I finished gathering my things and prepared myself for travel in the morning. I couldn't move within the two room suite without feeling the presence of the letter. I left the bathroom and consciously turned to check and see if it was still where I had thrown it on the sofa. I lifted it up again and saw the slant of his handwriting. I knew it was from him even before I saw the return address. I'm sure the desk clerk was still recovering from my reaction earlier when he stopped me in the lobby to tell me that mail had arrived for me. I told him that he had to be mistaken but when he put the letter in my hand I knew that Kevin had found me.
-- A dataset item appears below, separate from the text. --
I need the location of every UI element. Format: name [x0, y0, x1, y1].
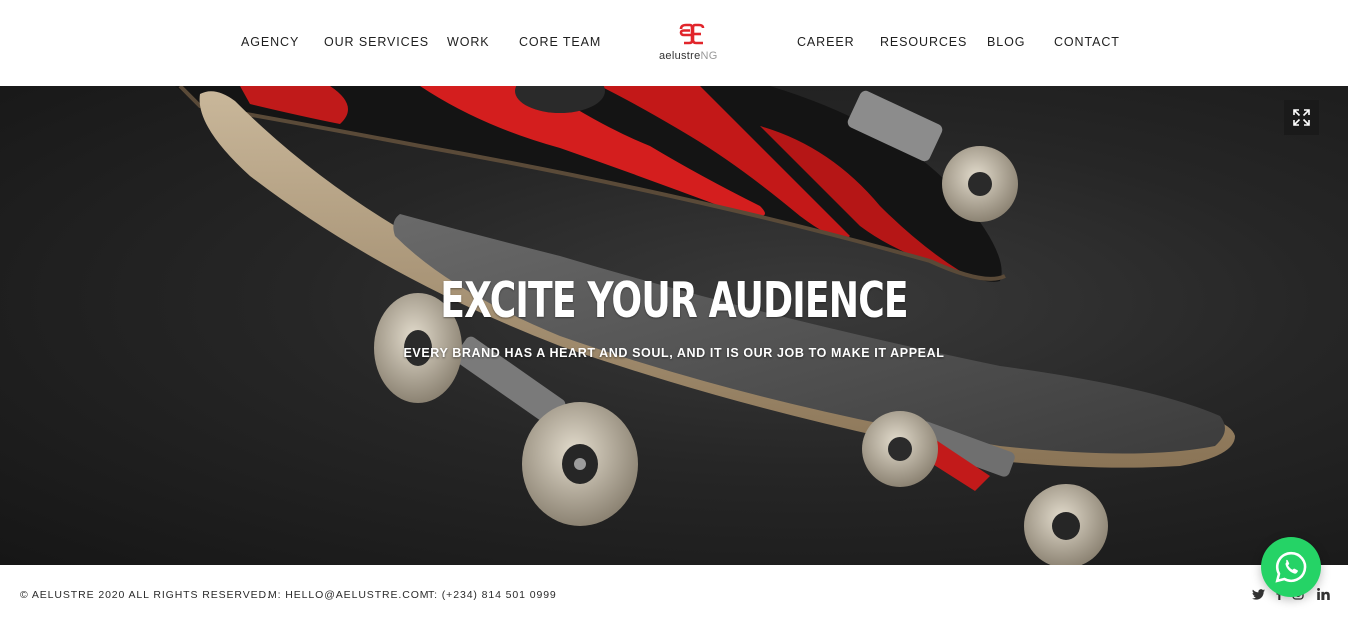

I had ignored his previous texts, except to send him one to let him know that Spencer and I made it safely and that I wouldn't be back in Port Charles for over a month. Lucky was scheduled to spend a few days in London in a week and then all three of us would travel back to Versailles to check on Spencer before heading to our separate destinations. I had already been gone from Port Charles a week and the events of the last few months felt like a blur.

The nightmares were back and frequented my thoughts even during the day. The confusion, the fear, the feeling like I was stuck and couldn't move. Just reading the first few pages of Kevin's novel had put me right back in that catatonic place and I felt like I couldn't breathe again. The memories of my illness were still so fresh and real despite it being over ten years ago. I had pulled myself out of that well of darkness and I was determined not to go back there again. Ever.

Again, if I was being honest with myself, I had considered going to see Dr. Collins for therapy sessions a few years ago. I had almost called his office during one of my trips to Port Charles to check on Nikolas and Lulu. I was in between therapists and had heard so many good things about him. But, something had stopped me. Maybe it was his connection to Lucy and in turn, Lucy's connection to Scotty. But now, it almost seemed as if fate intervened as I had thought then that one day we might become friends. I needed to keep the lines clear and realized even then that while no doubt an excellent therapist, he would somehow be even a better friend.

Thinking about all of this now made me realize just how much I missed him. It had been just over a week since I had seen him and it felt like years. When Spencer and I discovered a new art museum or found a favorite French restaurant all I wanted to do was share it with him. The distance was making it harder and harder to stay mad at him and yet I was too afraid to reach out to him with a phone call or email. I knew if I did, I would have to consider hearing him out and my anger at what he kept from me would likely give way to my need for him.

Images flashed in my mind. Sensations related to all five senses washed over me as I remembered how it felt when his lips touched mine the very first time. And then when they touched other places on my body. I could still hear the sound of his moan as I touched him for the first time. I could feel in my fingertips the collective beats of our hearts as we collapsed in ecstasy together.

"Stop it!"

The sound of my voice reverberated off the walls of my suite and I knew then that I had stalled for too long. I couldn't wait any longer to read his letter.